Not that one can downplay these facts, but there is a surprising counterpart. In spite of all, there were always the arts. As people migrated across many lands and cultures impacted, the arts have allowed diverse peoples to reach across barriers, to surmount insurmountable differences.
And now we discover, in a newly-released—and very exciting--recording, that Jews and Christians have indeed sung the same song for centuries. Two gifted performers, who are also noted folklorists, have collaborated on a recording of Jewish/Christian music—pointing to the similarities and the influence that each genre has had on the other.
The new recording, titled “Two Faiths, One Voice,” traces the surprising synergies between Eastern-European (Jewish and Christian) and Middle-Eastern (Jewish and Arabic) music down through the centuries.
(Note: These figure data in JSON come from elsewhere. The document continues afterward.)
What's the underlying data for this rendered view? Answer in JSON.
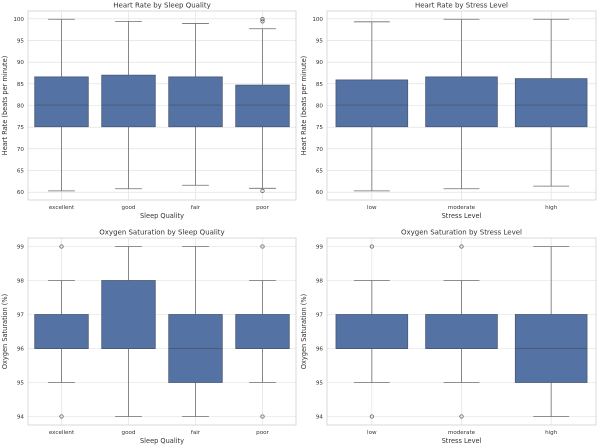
{
  "style": {
    "box_fill": "#5572a4",
    "box_edge": "#4a5a75",
    "whisker": "#6e6e6e",
    "grid": "#dedede",
    "spine": "#cfcfcf"
  },
  "chart_data": [
    {
      "type": "box",
      "title": "Heart Rate by Sleep Quality",
      "xlabel": "Sleep Quality",
      "ylabel": "Heart Rate (beats per minute)",
      "ylim": [
        58.2,
        101.8
      ],
      "yticks": [
        60,
        65,
        70,
        75,
        80,
        85,
        90,
        95,
        100
      ],
      "categories": [
        "excellent",
        "good",
        "fair",
        "poor"
      ],
      "boxes": [
        {
          "category": "excellent",
          "whislo": 60.3,
          "q1": 75.1,
          "med": 80.1,
          "q3": 86.6,
          "whishi": 99.9,
          "fliers": []
        },
        {
          "category": "good",
          "whislo": 60.8,
          "q1": 75.1,
          "med": 80.1,
          "q3": 87.0,
          "whishi": 99.4,
          "fliers": []
        },
        {
          "category": "fair",
          "whislo": 61.6,
          "q1": 75.1,
          "med": 80.1,
          "q3": 86.6,
          "whishi": 98.9,
          "fliers": []
        },
        {
          "category": "poor",
          "whislo": 60.9,
          "q1": 75.1,
          "med": 80.1,
          "q3": 84.7,
          "whishi": 97.7,
          "fliers": [
            60.3,
            99.4,
            99.9
          ]
        }
      ]
    },
    {
      "type": "box",
      "title": "Heart Rate by Stress Level",
      "xlabel": "Stress Level",
      "ylabel": "Heart Rate (beats per minute)",
      "ylim": [
        58.2,
        101.8
      ],
      "yticks": [
        60,
        65,
        70,
        75,
        80,
        85,
        90,
        95,
        100
      ],
      "categories": [
        "low",
        "moderate",
        "high"
      ],
      "boxes": [
        {
          "category": "low",
          "whislo": 60.3,
          "q1": 75.1,
          "med": 80.1,
          "q3": 85.9,
          "whishi": 99.3,
          "fliers": []
        },
        {
          "category": "moderate",
          "whislo": 60.8,
          "q1": 75.1,
          "med": 80.1,
          "q3": 86.6,
          "whishi": 99.9,
          "fliers": []
        },
        {
          "category": "high",
          "whislo": 61.4,
          "q1": 75.1,
          "med": 80.1,
          "q3": 86.2,
          "whishi": 99.9,
          "fliers": []
        }
      ]
    },
    {
      "type": "box",
      "title": "Oxygen Saturation by Sleep Quality",
      "xlabel": "Sleep Quality",
      "ylabel": "Oxygen Saturation (%)",
      "ylim": [
        93.75,
        99.25
      ],
      "yticks": [
        94,
        95,
        96,
        97,
        98,
        99
      ],
      "categories": [
        "excellent",
        "good",
        "fair",
        "poor"
      ],
      "boxes": [
        {
          "category": "excellent",
          "whislo": 95,
          "q1": 96,
          "med": 96,
          "q3": 97,
          "whishi": 98,
          "fliers": [
            94,
            99
          ]
        },
        {
          "category": "good",
          "whislo": 94,
          "q1": 96,
          "med": 96,
          "q3": 98,
          "whishi": 99,
          "fliers": []
        },
        {
          "category": "fair",
          "whislo": 94,
          "q1": 95,
          "med": 96,
          "q3": 97,
          "whishi": 99,
          "fliers": []
        },
        {
          "category": "poor",
          "whislo": 95,
          "q1": 96,
          "med": 96,
          "q3": 97,
          "whishi": 98,
          "fliers": [
            94,
            99
          ]
        }
      ]
    },
    {
      "type": "box",
      "title": "Oxygen Saturation by Stress Level",
      "xlabel": "Stress Level",
      "ylabel": "Oxygen Saturation (%)",
      "ylim": [
        93.75,
        99.25
      ],
      "yticks": [
        94,
        95,
        96,
        97,
        98,
        99
      ],
      "categories": [
        "low",
        "moderate",
        "high"
      ],
      "boxes": [
        {
          "category": "low",
          "whislo": 95,
          "q1": 96,
          "med": 96,
          "q3": 97,
          "whishi": 98,
          "fliers": [
            94,
            99
          ]
        },
        {
          "category": "moderate",
          "whislo": 95,
          "q1": 96,
          "med": 96,
          "q3": 97,
          "whishi": 98,
          "fliers": [
            94,
            99
          ]
        },
        {
          "category": "high",
          "whislo": 94,
          "q1": 95,
          "med": 96,
          "q3": 97,
          "whishi": 99,
          "fliers": []
        }
      ]
    }
  ]
}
It follows Sephardic music as it wanders from country to country, from Medieval Spain to modern Eastern Europe.
The duo which compiled this remarkable material are Gerard Edery, a Morroccan-born musical folklorist, singer and guitarist, and Maria Krupoves, a folklorist, performer and professor at the Vilnius Jewish Institute in Vilnius, Lithuania. Though Edery is Jewish, and Krupoves of Christian heritage, they share mutual goals and comparable talents. Edery sings in fifteen languages and speaks four fluently. In preparing recordings, he continually researches and finds music and stories from Europe, the Middle East, South America and ancient Persia. Krupoves sings in twelve languages and dialects and is fluent in seven. She, too, has played an important role in preserving Jewish folk tradition. Their CD, produced by Edery and Frank Wolf, was recorded in Vilnius, Warsaw and New York City under Edery’s label, which is Sefarad Records.
Recently we were treated to an evening which celebrated “Two Faiths, One Voice” at a cabaret in the East Village, Manhattan. Both Edery and Krupoves, having traveled to the States, were on hand to take us on their magic carpet. The music was haunting, always in a minor key, and indeed it was difficult to determine whether the melodies came from Jewish or Christian sources. In spite of their formidable academic credentials, both are compelling performers and accomplished musicians.